The spiritual journey for the Moravian brethren into the North Carolina wilderness began in 1722 when the religious reform leader Count Nicholas Louis Von Zinzendorf offered refuge on his state in the Saxony region of Germany to a group of religious dissidents from Moravia. The Unity of the Brethren eventually lived in the town of Herrnhut, Germany. Since many came from Moravia, their neighbors described them simply as “the Moravians.”
The denomination was almost wiped out during the religious wars of the 1600s. After their rebirth under Zinzendorf’s leadership, they became the first Protestant missionaries. In the 1730s Moravian societies were established in Holland, England and Denmark….as well as such far away places as Greenland, Surinam, Zanzibar and in the new world. Their first mission in the British Colonies was in Savannah, but they eventually traveled north to Pennsylvania where the church had bought two tracts of land. They founded Nazareth and Bethlehem and as those towns prospered, the brethren wanted to spread the Gospels to an area without churches…and they wanted a large tract of inexpensive land on the frontier to find the freedom to practice their religion in peace.
The settlement of Bethabara in what is today Winston-Salem, North Carolina, was founded on November 17, 1753 when fifteen Moravian brethren arrived after walking from Pennsylvania. The Moravians, or Unitas Fratrum (United Brethren), were German-speaking Protestants. As followers of Jan Hus, a Bohemian heretic who was burned at the stake in 1415, the Moravians are acknowledged as the first Protestants, pre-dating the Lutherans by 100 years. Bethabara became the first Moravian settlement in North Carolina. It was the beginning of a series of Moravian settlements on the 100,000-acre tract that the Moravians had purchased on the Carolina frontier.
Bethabara (“House of Passage”) was a center for religion, governance, trade, industry, culture, education, and the arts. The Moravians constructed over 75 buildings during the first 20 years of the settlement’s existence. During the French and Indian War (1753-1762), Bethabara and its two forts served as defensive centers for regional settlers and a supply depot for the Catawba allies of the British.

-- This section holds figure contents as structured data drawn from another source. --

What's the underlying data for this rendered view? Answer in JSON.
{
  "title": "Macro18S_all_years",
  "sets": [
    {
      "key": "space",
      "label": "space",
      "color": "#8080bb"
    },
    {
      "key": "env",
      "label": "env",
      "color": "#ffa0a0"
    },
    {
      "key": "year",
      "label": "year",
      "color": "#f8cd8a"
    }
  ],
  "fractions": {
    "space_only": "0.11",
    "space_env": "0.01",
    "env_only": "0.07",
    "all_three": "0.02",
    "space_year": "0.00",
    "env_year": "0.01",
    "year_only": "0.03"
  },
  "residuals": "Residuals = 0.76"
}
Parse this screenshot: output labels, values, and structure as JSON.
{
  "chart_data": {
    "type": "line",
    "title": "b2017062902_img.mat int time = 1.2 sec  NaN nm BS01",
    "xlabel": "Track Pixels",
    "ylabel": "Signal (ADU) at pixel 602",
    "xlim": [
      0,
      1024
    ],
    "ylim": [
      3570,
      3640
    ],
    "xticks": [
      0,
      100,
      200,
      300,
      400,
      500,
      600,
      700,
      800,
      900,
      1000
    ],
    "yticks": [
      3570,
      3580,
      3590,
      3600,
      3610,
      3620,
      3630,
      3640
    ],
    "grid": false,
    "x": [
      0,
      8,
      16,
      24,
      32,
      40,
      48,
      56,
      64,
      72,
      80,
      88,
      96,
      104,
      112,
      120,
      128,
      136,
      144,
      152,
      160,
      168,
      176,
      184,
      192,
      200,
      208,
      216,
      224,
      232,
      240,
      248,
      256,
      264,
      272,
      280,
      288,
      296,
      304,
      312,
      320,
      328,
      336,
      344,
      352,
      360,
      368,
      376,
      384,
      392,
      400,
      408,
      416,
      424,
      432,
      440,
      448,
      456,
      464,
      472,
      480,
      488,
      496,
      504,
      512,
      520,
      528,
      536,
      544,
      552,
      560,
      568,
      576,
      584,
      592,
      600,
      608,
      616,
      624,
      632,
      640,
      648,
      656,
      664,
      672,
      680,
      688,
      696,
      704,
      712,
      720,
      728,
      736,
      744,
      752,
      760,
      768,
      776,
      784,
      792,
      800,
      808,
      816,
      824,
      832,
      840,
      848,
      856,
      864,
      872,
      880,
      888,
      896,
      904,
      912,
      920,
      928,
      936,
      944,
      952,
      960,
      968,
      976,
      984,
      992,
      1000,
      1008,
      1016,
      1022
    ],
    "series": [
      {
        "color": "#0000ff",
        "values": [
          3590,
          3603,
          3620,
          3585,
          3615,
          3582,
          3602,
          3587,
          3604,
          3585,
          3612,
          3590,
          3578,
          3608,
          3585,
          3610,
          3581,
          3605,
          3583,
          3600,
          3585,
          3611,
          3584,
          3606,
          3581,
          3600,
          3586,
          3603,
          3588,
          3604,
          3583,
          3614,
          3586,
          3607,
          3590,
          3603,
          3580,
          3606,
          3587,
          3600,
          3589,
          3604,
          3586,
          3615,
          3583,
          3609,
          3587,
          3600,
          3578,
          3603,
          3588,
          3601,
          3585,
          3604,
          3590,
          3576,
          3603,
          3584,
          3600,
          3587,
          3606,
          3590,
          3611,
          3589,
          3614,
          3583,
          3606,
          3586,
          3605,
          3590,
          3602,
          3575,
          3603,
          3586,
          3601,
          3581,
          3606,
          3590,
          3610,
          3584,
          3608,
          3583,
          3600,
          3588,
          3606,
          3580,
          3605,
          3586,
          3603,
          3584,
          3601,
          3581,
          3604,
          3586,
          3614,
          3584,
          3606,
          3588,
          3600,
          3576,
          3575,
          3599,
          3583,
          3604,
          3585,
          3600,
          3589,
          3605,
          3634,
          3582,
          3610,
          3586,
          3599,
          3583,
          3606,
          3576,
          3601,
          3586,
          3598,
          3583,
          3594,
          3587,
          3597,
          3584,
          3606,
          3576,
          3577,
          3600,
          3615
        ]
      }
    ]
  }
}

The second of the villages of Wachovia, Bethania, was laid out in 1759, in part to deal with the crowded conditions brought on by refugees. After only 13 years in the wilderness, some 166 people lived in the two communities. Even in these difficult times the Moravians never lost sight of their master plan for Wachovia. They saw the surrounding forest as a friend, not as any enemy to be pushed back. Johann Christian Reuter, a surveyor, was appointed forester to oversee the cutting of trees.
Settlements began in other parts of Wachovia… Friedburg in 1773, Hope in 1776 and Friedland in 1780. Salem became the focal point of Wachovia trade and religious life. It was completed in 1771 and the Wachovia administration moved from Bethabara in 1772. A new Gemeinhaus, or congregational church, still standing today in Bethabara, was built in 1788. But Bethabara as a town had ceased to grow and expand. It was but one of several agricultural villages in Wachovia, with a tavern, church, and a few tradesmen.
As the years passed, Bethabara became less of a town and more of a farm. Its purpose was to provide food for the residents of Salem. slave, Johann Samuel, was named the farm superintendent in 1788 and was granted his freedom in 1801, allowing him to rent land here from the church. The closed local shared economy, with everything owned and controlled through the church, had come to an end after nearly 50 years. Throughout the 1800s, Bethabara continued to decline. By the early 20th century, most of the structures had fallen to ruin, their foundations filled in to expand the farmland. The great mill, after 100 years of use had been abandoned… its original timbers used to build a lumber company in the bustling industrial town of Winston located just to the north of Salem. By the mid 1900s, the frontier settlement was buried beneath a cornfield, the potter’s and brewer’s houses were private residences. The 1788 church was abandoned for a newer structure nearby.